System Setup and Software Installation Guide for Cisco NCS 1010, IOS XR Releases

PDF

System Setup and Software Installation Guide for Cisco NCS 1010, IOS XR Releases

Access control list application behavior

Want to summarize with AI?

Log in

This section provides details about access control list application behavior, including ACL references, inbound and outbound packet checks, and undefined ACL handling on terminal lines and network interfaces.


Review how Cisco IOS XR software applies access control lists to terminal lines and network interfaces after you create an ACL.

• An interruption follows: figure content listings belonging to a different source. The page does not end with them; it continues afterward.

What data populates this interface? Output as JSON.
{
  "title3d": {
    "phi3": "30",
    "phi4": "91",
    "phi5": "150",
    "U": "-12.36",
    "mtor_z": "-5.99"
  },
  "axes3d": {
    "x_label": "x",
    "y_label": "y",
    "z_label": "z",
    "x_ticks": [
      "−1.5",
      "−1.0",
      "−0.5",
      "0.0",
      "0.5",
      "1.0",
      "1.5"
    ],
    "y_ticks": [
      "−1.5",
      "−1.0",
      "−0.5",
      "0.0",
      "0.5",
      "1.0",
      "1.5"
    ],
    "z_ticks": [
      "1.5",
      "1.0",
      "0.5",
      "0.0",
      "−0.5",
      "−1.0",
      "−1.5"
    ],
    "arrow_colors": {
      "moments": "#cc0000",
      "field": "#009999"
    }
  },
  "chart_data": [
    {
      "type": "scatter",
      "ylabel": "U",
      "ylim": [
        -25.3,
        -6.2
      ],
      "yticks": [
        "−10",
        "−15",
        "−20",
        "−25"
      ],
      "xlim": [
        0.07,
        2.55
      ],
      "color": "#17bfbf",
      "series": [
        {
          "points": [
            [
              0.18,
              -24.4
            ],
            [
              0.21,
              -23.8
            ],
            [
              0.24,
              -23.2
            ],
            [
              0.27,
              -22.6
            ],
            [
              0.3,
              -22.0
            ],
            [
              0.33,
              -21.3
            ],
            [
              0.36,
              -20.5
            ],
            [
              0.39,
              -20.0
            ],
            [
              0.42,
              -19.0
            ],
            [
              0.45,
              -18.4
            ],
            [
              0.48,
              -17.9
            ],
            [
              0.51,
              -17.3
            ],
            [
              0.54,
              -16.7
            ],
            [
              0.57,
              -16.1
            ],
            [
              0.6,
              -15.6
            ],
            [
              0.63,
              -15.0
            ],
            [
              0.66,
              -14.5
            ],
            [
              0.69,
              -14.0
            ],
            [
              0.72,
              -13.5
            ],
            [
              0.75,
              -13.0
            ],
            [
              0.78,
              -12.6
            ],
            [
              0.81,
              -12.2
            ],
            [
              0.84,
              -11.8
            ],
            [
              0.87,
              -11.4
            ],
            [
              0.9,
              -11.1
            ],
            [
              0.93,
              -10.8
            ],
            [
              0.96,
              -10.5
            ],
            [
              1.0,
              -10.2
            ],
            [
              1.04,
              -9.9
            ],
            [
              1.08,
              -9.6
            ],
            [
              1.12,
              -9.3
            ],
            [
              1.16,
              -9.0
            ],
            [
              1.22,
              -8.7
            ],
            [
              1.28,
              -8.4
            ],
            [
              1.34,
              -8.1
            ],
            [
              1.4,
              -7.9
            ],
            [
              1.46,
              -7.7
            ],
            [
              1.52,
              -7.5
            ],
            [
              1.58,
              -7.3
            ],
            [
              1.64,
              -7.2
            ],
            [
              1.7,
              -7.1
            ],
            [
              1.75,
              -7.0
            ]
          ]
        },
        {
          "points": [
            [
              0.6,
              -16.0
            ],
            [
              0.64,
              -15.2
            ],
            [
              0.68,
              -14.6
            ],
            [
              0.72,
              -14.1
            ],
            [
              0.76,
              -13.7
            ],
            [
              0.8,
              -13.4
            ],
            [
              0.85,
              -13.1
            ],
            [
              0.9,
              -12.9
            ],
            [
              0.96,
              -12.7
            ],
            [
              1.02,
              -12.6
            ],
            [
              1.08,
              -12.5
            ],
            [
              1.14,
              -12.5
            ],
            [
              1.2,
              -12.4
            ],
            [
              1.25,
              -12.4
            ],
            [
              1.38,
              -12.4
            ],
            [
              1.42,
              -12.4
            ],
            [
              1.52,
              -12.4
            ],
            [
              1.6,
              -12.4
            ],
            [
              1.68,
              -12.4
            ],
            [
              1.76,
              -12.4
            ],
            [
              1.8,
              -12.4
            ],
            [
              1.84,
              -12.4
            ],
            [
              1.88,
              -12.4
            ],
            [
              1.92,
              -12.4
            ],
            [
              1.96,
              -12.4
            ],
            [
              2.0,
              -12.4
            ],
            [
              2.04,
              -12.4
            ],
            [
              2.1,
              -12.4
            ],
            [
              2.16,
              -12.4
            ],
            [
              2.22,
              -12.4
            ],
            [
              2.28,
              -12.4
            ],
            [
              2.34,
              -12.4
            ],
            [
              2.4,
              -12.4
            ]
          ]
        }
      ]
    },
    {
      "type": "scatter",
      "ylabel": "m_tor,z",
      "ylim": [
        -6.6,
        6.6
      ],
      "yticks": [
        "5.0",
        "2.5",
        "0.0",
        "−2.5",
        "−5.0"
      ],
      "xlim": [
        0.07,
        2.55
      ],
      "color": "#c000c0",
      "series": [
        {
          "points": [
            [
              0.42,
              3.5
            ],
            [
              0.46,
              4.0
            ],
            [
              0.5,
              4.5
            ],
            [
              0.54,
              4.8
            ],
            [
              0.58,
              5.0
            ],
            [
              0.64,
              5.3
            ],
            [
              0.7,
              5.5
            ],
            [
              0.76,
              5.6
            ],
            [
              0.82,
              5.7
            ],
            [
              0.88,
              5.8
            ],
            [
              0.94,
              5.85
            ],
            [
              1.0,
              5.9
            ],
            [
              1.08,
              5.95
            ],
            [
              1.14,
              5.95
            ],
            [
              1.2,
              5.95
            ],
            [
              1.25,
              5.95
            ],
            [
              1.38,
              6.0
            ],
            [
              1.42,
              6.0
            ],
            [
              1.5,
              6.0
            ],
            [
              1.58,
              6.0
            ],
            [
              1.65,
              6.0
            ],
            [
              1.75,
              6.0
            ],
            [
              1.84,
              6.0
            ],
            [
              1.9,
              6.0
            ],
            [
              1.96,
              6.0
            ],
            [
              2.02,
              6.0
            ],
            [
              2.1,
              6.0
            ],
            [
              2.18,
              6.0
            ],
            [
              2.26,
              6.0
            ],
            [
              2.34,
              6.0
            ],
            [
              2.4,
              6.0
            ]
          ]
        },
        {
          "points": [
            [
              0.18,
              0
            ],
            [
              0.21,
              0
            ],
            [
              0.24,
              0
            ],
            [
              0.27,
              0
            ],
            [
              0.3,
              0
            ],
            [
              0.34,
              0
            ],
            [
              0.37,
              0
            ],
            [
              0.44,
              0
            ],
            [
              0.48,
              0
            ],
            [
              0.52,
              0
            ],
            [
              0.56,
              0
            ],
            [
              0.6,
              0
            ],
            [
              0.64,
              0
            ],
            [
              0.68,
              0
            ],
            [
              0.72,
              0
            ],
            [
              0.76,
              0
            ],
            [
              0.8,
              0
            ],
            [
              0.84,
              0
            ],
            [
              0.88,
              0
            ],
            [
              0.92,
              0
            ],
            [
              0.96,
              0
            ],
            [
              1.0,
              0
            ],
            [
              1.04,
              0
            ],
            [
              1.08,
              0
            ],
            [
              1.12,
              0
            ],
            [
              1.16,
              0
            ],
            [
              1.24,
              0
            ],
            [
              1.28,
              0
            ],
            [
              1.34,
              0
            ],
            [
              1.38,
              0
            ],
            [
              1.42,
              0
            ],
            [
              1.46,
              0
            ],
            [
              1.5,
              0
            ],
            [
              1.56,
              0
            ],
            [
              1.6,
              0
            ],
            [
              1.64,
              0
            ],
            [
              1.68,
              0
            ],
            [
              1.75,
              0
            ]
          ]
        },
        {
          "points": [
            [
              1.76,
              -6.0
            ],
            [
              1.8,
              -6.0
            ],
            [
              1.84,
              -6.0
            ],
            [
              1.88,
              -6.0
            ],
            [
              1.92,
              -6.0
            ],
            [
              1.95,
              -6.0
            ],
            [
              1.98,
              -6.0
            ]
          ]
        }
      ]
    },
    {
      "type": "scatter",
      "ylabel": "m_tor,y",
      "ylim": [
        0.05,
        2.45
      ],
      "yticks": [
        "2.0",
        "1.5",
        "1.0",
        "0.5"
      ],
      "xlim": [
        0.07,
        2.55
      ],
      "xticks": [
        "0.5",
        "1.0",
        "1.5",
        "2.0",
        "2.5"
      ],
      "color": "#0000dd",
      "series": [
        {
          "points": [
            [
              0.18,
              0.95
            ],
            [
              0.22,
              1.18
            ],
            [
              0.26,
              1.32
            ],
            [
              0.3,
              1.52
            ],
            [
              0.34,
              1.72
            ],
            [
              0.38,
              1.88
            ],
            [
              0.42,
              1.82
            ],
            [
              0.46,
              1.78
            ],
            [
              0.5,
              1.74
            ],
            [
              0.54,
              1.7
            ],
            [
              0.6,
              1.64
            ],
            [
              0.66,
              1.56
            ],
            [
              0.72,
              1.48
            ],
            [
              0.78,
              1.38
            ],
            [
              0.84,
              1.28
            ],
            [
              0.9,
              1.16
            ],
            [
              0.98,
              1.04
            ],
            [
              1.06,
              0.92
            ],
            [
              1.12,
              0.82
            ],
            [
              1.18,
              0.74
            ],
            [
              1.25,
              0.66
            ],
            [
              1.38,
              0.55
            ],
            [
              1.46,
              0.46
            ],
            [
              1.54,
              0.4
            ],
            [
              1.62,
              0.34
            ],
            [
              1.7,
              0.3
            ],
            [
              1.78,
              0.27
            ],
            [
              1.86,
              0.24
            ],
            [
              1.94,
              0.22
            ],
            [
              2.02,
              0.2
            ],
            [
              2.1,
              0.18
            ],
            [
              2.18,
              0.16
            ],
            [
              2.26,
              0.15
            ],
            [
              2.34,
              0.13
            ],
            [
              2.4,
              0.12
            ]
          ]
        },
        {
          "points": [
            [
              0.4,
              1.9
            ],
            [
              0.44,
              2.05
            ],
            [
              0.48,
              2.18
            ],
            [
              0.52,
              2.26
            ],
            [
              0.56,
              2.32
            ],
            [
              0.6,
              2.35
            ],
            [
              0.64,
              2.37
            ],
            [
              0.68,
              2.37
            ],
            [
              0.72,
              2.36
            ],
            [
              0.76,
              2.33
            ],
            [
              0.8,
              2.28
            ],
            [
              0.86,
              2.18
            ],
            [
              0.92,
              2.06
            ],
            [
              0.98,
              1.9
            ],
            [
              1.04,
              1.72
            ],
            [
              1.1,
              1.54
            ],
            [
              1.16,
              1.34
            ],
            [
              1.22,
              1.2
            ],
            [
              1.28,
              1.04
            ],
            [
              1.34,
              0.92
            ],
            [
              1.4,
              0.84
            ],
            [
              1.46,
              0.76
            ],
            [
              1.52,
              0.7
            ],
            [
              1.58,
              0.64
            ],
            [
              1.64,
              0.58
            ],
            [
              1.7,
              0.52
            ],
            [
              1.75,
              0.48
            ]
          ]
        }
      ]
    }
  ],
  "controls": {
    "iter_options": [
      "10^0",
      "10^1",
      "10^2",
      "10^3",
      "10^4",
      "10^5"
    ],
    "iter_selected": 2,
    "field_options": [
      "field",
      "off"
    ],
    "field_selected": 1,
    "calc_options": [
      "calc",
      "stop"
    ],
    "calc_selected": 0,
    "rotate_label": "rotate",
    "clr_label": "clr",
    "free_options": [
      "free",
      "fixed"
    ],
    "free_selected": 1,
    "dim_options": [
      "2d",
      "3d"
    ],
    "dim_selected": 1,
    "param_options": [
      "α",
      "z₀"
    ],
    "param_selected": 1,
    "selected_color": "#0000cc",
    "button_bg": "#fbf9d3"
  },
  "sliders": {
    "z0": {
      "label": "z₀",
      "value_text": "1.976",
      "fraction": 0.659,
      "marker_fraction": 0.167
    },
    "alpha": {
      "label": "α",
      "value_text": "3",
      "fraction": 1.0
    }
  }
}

Access control list application behavior depends on these conditions.

  • ACL creation and reference requirements.

  • Inbound and outbound packet processing.

  • Undefined ACL handling.

Table 1. ACL application behavior

If

Then

You create an ACL.

You must reference the ACL to make it work. You can apply an ACL to outbound or inbound interfaces. This behavior applies to terminal lines and network interfaces.

An inbound ACL receives a packet.

Cisco IOS XR software checks the source address of the packet against the ACL. If the ACL permits the address, the software continues to process the packet. If the ACL rejects the address, the software discards the packet and returns an ICMP host unreachable message. The ICMP message is configurable.

An outbound ACL receives a packet that is routed to a controlled interface.

Cisco IOS XR software checks the source address of the packet against the ACL. If the ACL permits the address, the software sends the packet. If the ACL rejects the address, the software discards the packet and returns an ICMP host unreachable message.

You apply an ACL that has not yet been defined to an interface.

Cisco IOS XR software acts as if the ACL has not been applied to the interface and accepts all packets. Note this behavior if you use undefined ACLs as a means of security in your network.